Ta Ta For Now , Ruth xx

Monday, 17 August 2009

The Ship of the Fens

Before I explain the title can I just advise this is a very long post photo wise so you may wish to get a cup of tea :0) Also , don't forget to click the pics for a larger view .

When I was staying at my parents' house Ashley and I decided to visit Ely Cathedral - the family had stayed away since the admission fee was introduced some years ago , but with time on our hands, and a hankering for architecture, the time felt right . I was also intrigued to read in the paper that there is a stained glass museum on site ..... I didn't know at that point that I would be getting really close to some of the windows themselves ; high , high up near the ceiling !! (what after that post about vertigo ??)

Apparently it costs the diocese of Ely 1 million pounds a year to keep this breath-taking place of worship open - so I have no problem at all with them quite rightly asking casual visitors to contribute to its upkeep . In the past I have felt slightly uncomfortable in these devotional "spaces" but I would urge anyone - no matter their creed or background to enter here without worry , and soak in all there is to see whilst the tranquil peace , built up over centuries , soothes and calms you .

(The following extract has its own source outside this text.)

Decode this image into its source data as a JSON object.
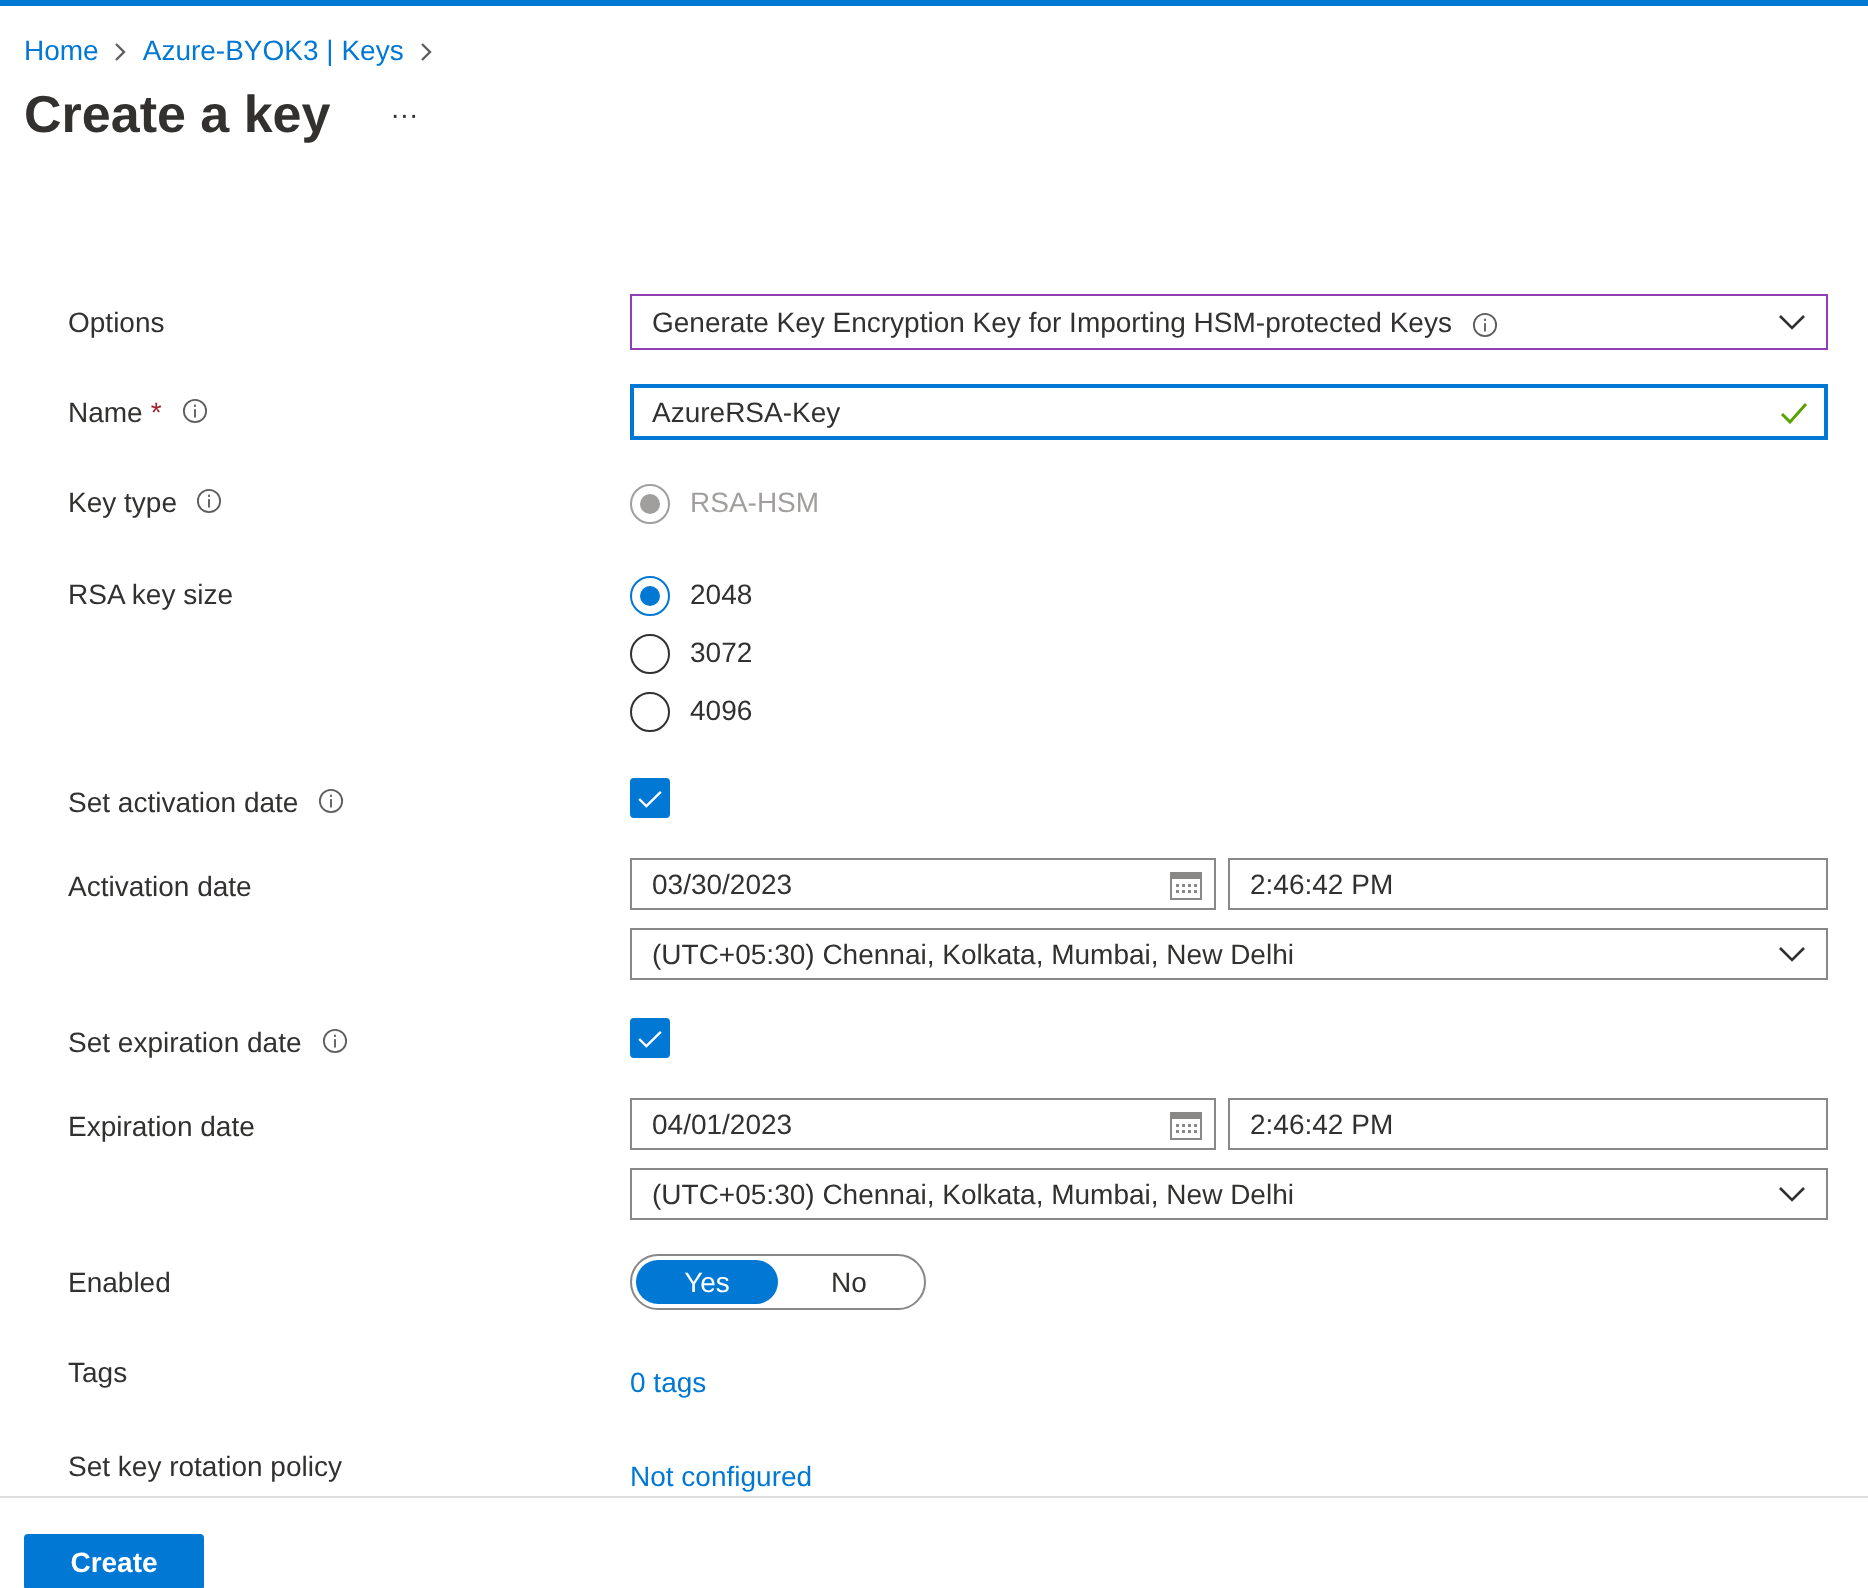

Of course you will need to look upward in here - crane your neck right back in fact to see the most awe-inspiring art and embellishment . The central body of the cathedral dates back to the 14 Hundreds , and was added to through the ages . It is easy to see why it is often referred to as "The Ship of The Fens" ; it was believed that the cathedral held its congregation much like a ship - sailing to salvation - whilst the word "nave" comes from a latin navigational word . The Fens are a vast , flat expanse of land (which had to be drained and dyked to farm it ) and Ely was known as the "isle of Ely" , even having its own docks .Imagine seeing the magnificent white and shimmering cathedral from many miles away , rising out of that landscape ! Upon entering this stone edifice those same on-lookers must have been struck dumb by the towering Norman arches (rounded ones are the oldest) , and enormous pillars .

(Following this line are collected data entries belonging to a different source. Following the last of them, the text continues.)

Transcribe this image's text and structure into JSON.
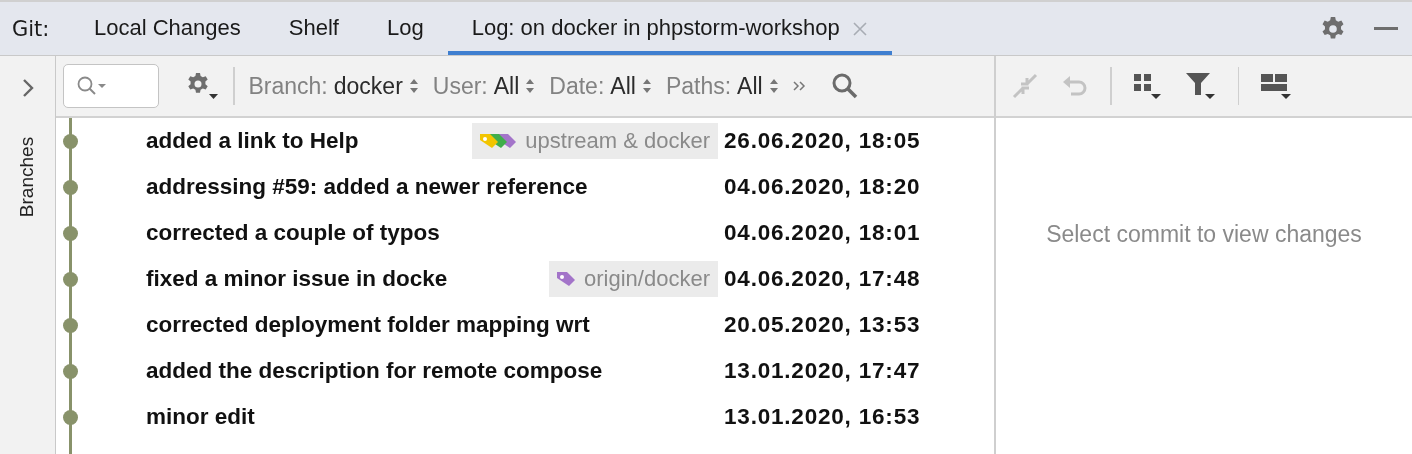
{
  "tool_window": {
    "label": "Git:"
  },
  "tabs": [
    {
      "label": "Local Changes",
      "selected": false
    },
    {
      "label": "Shelf",
      "selected": false
    },
    {
      "label": "Log",
      "selected": false
    },
    {
      "label": "Log: on docker in phpstorm-workshop",
      "selected": true,
      "closable": true
    }
  ],
  "side_panel": {
    "label": "Branches",
    "expanded": false
  },
  "filters": [
    {
      "label": "Branch:",
      "value": "docker"
    },
    {
      "label": "User:",
      "value": "All"
    },
    {
      "label": "Date:",
      "value": "All"
    },
    {
      "label": "Paths:",
      "value": "All"
    }
  ],
  "details_toolbar": [
    {
      "kind": "cherry-pick",
      "disabled": true
    },
    {
      "kind": "revert",
      "disabled": true
    },
    {
      "kind": "separator"
    },
    {
      "kind": "group",
      "disabled": false
    },
    {
      "kind": "filter",
      "disabled": false
    },
    {
      "kind": "separator"
    },
    {
      "kind": "layout",
      "disabled": false
    }
  ],
  "commits": [
    {
      "subject": "added a link to Help",
      "date": "26.06.2020, 18:05",
      "tags": [
        {
          "label": "upstream & docker",
          "markers": [
            {
              "color": "#f2c500"
            },
            {
              "color": "#3fae4a"
            },
            {
              "color": "#a374c9"
            }
          ]
        }
      ]
    },
    {
      "subject": "addressing #59: added a newer reference",
      "date": "04.06.2020, 18:20"
    },
    {
      "subject": "corrected a couple of typos",
      "date": "04.06.2020, 18:01"
    },
    {
      "subject": "fixed a minor issue in docke",
      "date": "04.06.2020, 17:48",
      "tags": [
        {
          "label": "origin/docker",
          "markers": [
            {
              "color": "#a374c9"
            }
          ]
        }
      ]
    },
    {
      "subject": "corrected deployment folder mapping wrt",
      "date": "20.05.2020, 13:53"
    },
    {
      "subject": "added the description for remote compose",
      "date": "13.01.2020, 17:47"
    },
    {
      "subject": "minor edit",
      "date": "13.01.2020, 16:53"
    }
  ],
  "details": {
    "empty_text": "Select commit to view changes"
  }
}
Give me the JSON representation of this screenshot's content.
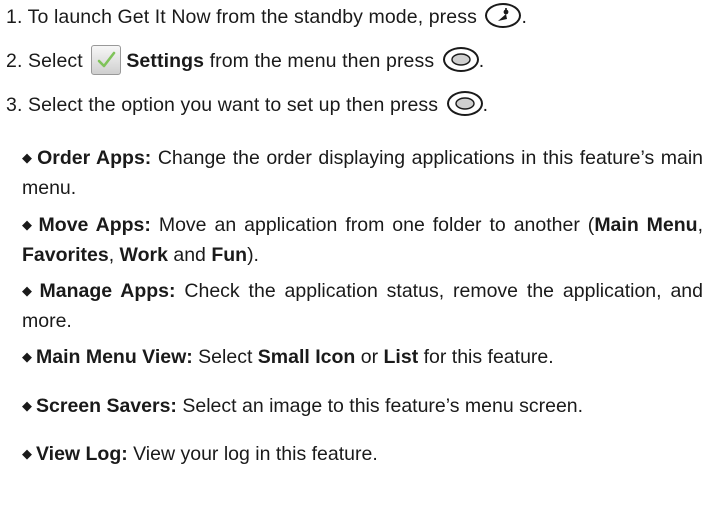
{
  "steps": [
    {
      "number": "1.",
      "text": "To launch Get It Now from the standby mode, press",
      "end": "."
    },
    {
      "number": "2.",
      "pre": "Select",
      "bold": "Settings",
      "post": "from the menu then press",
      "end": "."
    },
    {
      "number": "3.",
      "text": "Select the option you want to set up then press",
      "end": "."
    }
  ],
  "options": [
    {
      "term": "Order Apps:",
      "desc": "Change the order displaying applications in this feature’s main menu."
    },
    {
      "term": "Move Apps:",
      "desc_pre": "Move an application from one folder to another (",
      "folders": [
        "Main Menu",
        "Favorites",
        "Work",
        "Fun"
      ],
      "sep1": ", ",
      "sep2": ", ",
      "sep3": " and ",
      "desc_post": ")."
    },
    {
      "term": "Manage Apps:",
      "desc": "Check the application status, remove the appli­cation, and more."
    },
    {
      "term": "Main Menu View:",
      "desc_pre": "Select",
      "opt1": "Small Icon",
      "mid": "or",
      "opt2": "List",
      "desc_post": "for this feature."
    },
    {
      "term": "Screen Savers:",
      "desc": "Select an image to this feature’s menu screen."
    },
    {
      "term": "View Log:",
      "desc": "View your log in this feature."
    }
  ],
  "icons": {
    "get_it_now_key": "get-it-now-key-icon",
    "ok_key": "ok-key-icon",
    "settings": "settings-checkmark-icon",
    "bullet": "◆"
  }
}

These beautiful biblical characters were painted on to the wooden ceiling in Victorian times .

Somehow , Ashley assured me I would be fine to take the next tour of the Octagon Tower (the upper most decorated vaulting in the photo above) and before I could demur we had tickets ! I think there were 250 steps ; up to 3 different levels of the cathedral's roof . When you are standing apprehensively on the floor below the ceiling appears to be an awfully long way up in the distance !

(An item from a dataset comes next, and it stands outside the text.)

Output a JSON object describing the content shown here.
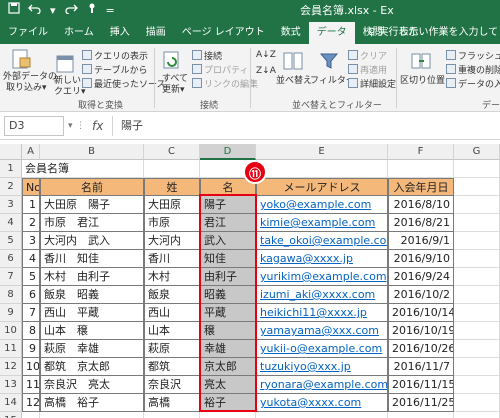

Pinnacle of the Octagon Tower

This was the view from the first level of the roof . We wound our way up a tight , narrow staircase , after admiring some of the "second floor" windows on the inside of the building (pictures further on) . There was plenty of space either side under the arches which , way in the past , was fully used during services and I was horrified to learn from the guide that monks would continually cross the void during their prayers along planks of oak! These would have been permanently placed - also one of the first things to be smashed up during the Reformation .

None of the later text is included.